How could it differ to the current Data Protection laws?
Under the Data Protection Act 1998, employers are required to provide employees and job applicants with a privacy notice, setting out certain information. Under the terms of the GDPR, employers might now need to provide more detailed information, such as:
- How long personal data will be stored for
- If data will potentially be transferred to different countries
- Information on the right to make a subject access request
- Information on the right to have personal data deleted or rectified in specific circumstances
The GDPR may also impose a mandatory breach reporting requirement, requiring employers to notify and provide key information to the data protection authority within 72 hours of any breach.
Will Brexit affect GDPR’s introduction?
The GDPR will continue to apply to UK businesses for now, regardless of Brexit. It should be remembered that the UK will continue to remain a part of the EU until at least 2019, regardless of the beginning of Brexit negotiations. The GDPR took effect prior to the triggering of Article 50, meaning we must still comply until at least the time we officially leave the EU.
Even on leaving the EU, businesses directing products and services at EU citizens may still have a legal requirement to comply with the GDPR.
Who else should be aware of GDPR in your business?
- Data Controllers – They must provide more detailed information to data subjects as to how and why their data may be processed, and comply with stricter protocols.
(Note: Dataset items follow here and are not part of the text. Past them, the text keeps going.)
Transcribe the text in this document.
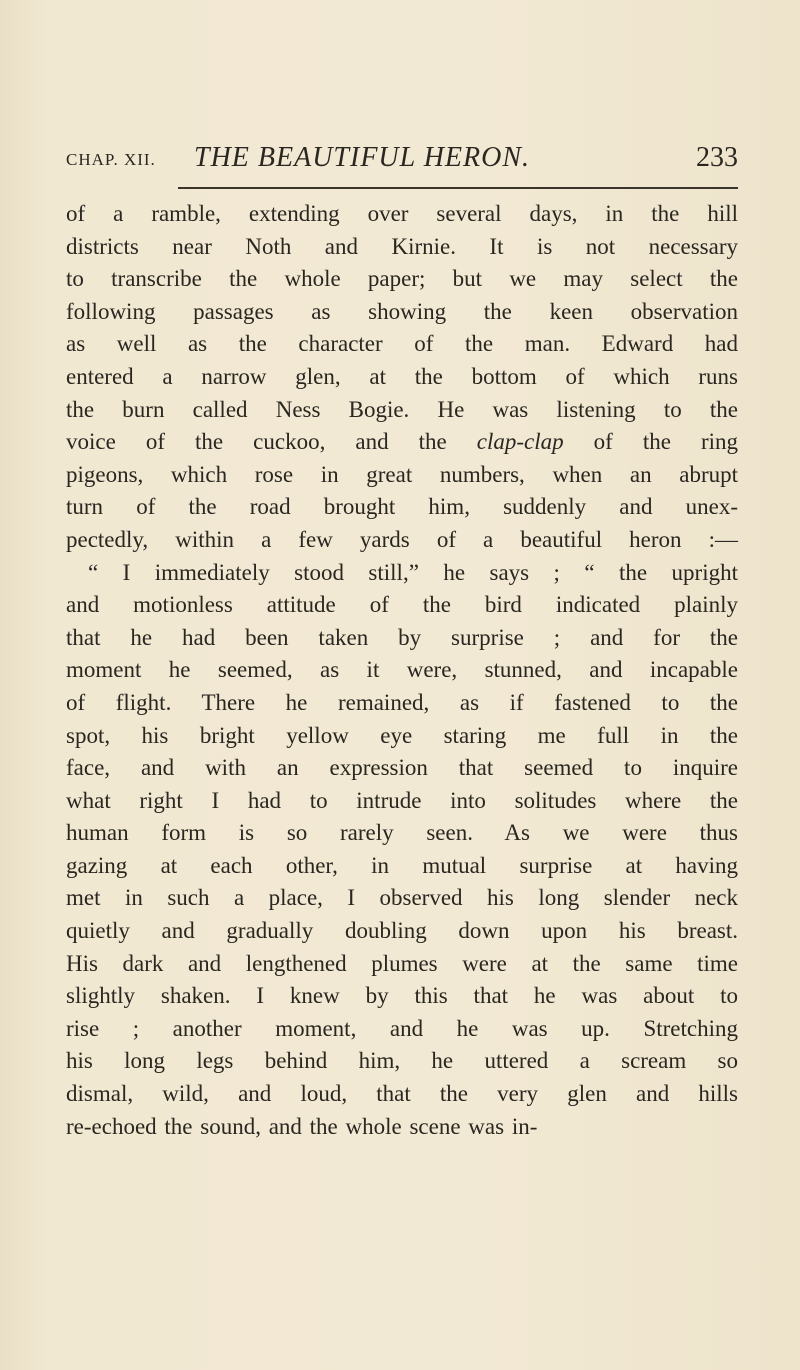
CHAP. XII. THE BEAUTIFUL HERON.	233
of a ramble, extending over several days, in the hill
districts near Noth and Kirnie. It is not necessary
to transcribe the whole paper; but we may select the
following passages as showing the keen observation
as well as the character of the man. Edward had
entered a narrow glen, at the bottom of which runs
the burn called Ness Bogie. He was listening to the
voice of the cuckoo, and the clap-clap of the ring
pigeons, which rose in great numbers, when an abrupt
turn of the road brought him, suddenly and unex-
pectedly, within a few yards of a beautiful heron :—
“ I immediately stood still,” he says ; “ the upright
and motionless attitude of the bird indicated plainly
that he had been taken by surprise ; and for the
moment he seemed, as it were, stunned, and incapable
of flight. There he remained, as if fastened to the
spot, his bright yellow eye staring me full in the
face, and with an expression that seemed to inquire
what right I had to intrude into solitudes where the
human form is so rarely seen. As we were thus
gazing at each other, in mutual surprise at having
met in such a place, I observed his long slender neck
quietly and gradually doubling down upon his breast.
His dark and lengthened plumes were at the same time
slightly shaken. I knew by this that he was about to
rise ; another moment, and he was up. Stretching
his long legs behind him, he uttered a scream so
dismal, wild, and loud, that the very glen and hills
re-echoed the sound, and the whole scene was in-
- Data Processors – They may be required to be responsible for certain regulatory liabilities for the first time.
- ‘Data Protection Officer’ – If your organisation plans to process sensitive personal data on a large scale, you should be prepared to appoint a Data Protection Officer to oversee this process.
- CEO / Key business Stakeholders – It is vital that your business’s decision makers are of aware of the GDPR from the outset, and able to work with you to build a solid strategic plan that addresses its challenges. ‘Buy in’ from major internal stakeholders is key to your business’s future success.
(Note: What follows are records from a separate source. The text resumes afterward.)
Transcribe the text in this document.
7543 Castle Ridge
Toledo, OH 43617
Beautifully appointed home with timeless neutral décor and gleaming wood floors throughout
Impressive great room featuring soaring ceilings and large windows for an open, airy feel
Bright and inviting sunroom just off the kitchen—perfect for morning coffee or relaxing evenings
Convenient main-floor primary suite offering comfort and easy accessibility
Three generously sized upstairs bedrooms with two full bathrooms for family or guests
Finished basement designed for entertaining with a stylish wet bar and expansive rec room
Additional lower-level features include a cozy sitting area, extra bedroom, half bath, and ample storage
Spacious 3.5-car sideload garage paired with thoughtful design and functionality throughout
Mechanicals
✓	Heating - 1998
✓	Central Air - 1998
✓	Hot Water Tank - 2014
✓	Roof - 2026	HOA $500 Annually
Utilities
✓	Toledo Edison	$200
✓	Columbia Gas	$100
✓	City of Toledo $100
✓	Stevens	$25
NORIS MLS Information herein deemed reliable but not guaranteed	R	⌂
What can you do now to prepare for GDPR?
- Read and absorb as much as possible on the subject. You and your team may need to fully understand how the terms of the Regulation will affect policies and procedures for recruitment, the course of employment, and when contracts are terminated.
- Review and update all your existing data protection policies. It has never been more important to ensure that any changes or updates are clearly communicated to your employees. Equal opportunities policies may also need to be updated to explain any changes to the way in which sensitive data is stored and retained.
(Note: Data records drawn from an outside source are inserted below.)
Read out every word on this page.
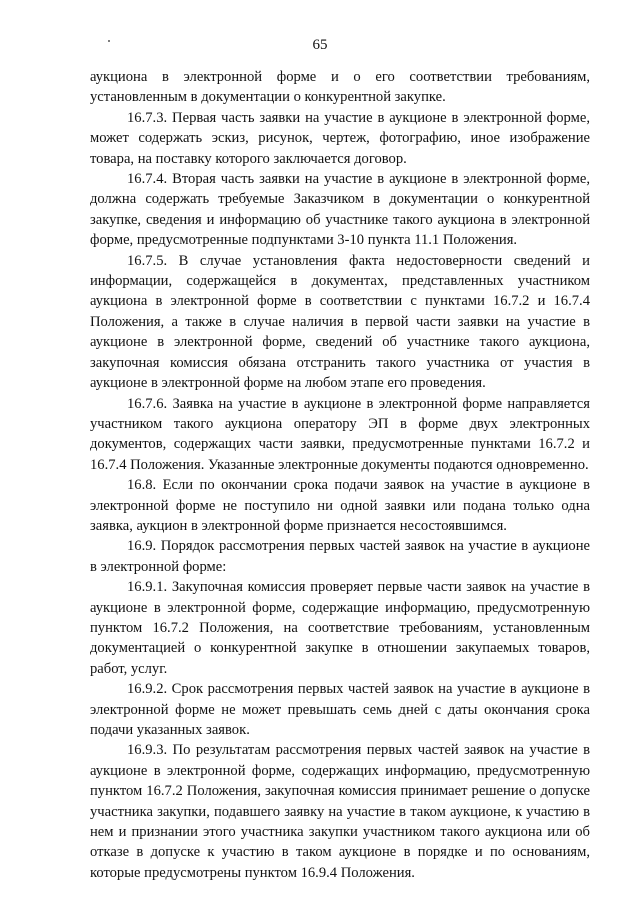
65

аукциона в электронной форме и о его соответствии требованиям, установленным в документации о конкурентной закупке.

16.7.3. Первая часть заявки на участие в аукционе в электронной форме, может содержать эскиз, рисунок, чертеж, фотографию, иное изображение товара, на поставку которого заключается договор.

16.7.4. Вторая часть заявки на участие в аукционе в электронной форме, должна содержать требуемые Заказчиком в документации о конкурентной закупке, сведения и информацию об участнике такого аукциона в электронной форме, предусмотренные подпунктами 3-10 пункта 11.1 Положения.

16.7.5. В случае установления факта недостоверности сведений и информации, содержащейся в документах, представленных участником аукциона в электронной форме в соответствии с пунктами 16.7.2 и 16.7.4 Положения, а также в случае наличия в первой части заявки на участие в аукционе в электронной форме, сведений об участнике такого аукциона, закупочная комиссия обязана отстранить такого участника от участия в аукционе в электронной форме на любом этапе его проведения.

16.7.6. Заявка на участие в аукционе в электронной форме направляется участником такого аукциона оператору ЭП в форме двух электронных документов, содержащих части заявки, предусмотренные пунктами 16.7.2 и 16.7.4 Положения. Указанные электронные документы подаются одновременно.

16.8. Если по окончании срока подачи заявок на участие в аукционе в электронной форме не поступило ни одной заявки или подана только одна заявка, аукцион в электронной форме признается несостоявшимся.

16.9. Порядок рассмотрения первых частей заявок на участие в аукционе в электронной форме:

16.9.1. Закупочная комиссия проверяет первые части заявок на участие в аукционе в электронной форме, содержащие информацию, предусмотренную пунктом 16.7.2 Положения, на соответствие требованиям, установленным документацией о конкурентной закупке в отношении закупаемых товаров, работ, услуг.

16.9.2. Срок рассмотрения первых частей заявок на участие в аукционе в электронной форме не может превышать семь дней с даты окончания срока подачи указанных заявок.

16.9.3. По результатам рассмотрения первых частей заявок на участие в аукционе в электронной форме, содержащих информацию, предусмотренную пунктом 16.7.2 Положения, закупочная комиссия принимает решение о допуске участника закупки, подавшего заявку на участие в таком аукционе, к участию в нем и признании этого участника закупки участником такого аукциона или об отказе в допуске к участию в таком аукционе в порядке и по основаниям, которые предусмотрены пунктом 16.9.4 Положения.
- Health-check all your current business relationships with service providers, data processors and contractors. Do you need to make any changes to the way you do business?
- Amend any documentation that alludes to data processing, as employees may now have rights to expect greater transparency in relation to this. Work with other key stakeholders to ensure that all personal data is processed properly.
- Check that you have suitable systems in place to notify the regulator (and, potentially any affected data subjects) if a data breach should occur. Inform all staff on the correct procedure and response if this is to occur. Developing a data breach response programme is vital to ensuring the correct protocols are observed.
- Check in with your IT team – you need to ensure that your IT system allows you to delete data in a comprehensive way, as data subjects may have a new ‘right to be forgotten.’
- Employees may have an enhanced right over any use of their data in a professional environment. Employers may need to take steps to ensure that employees have expressly consented to the use of their data – with this in mind, you should consider using a separate form for this, rather than including it as a clause in an employment contract.
- Review all your current privacy notices, and update them to ensure they comply with the more detailed information requirements. All information included must be easy for employees and job applicants to understand.
- Review any arrangements you may have involving personal data being held outside the UK.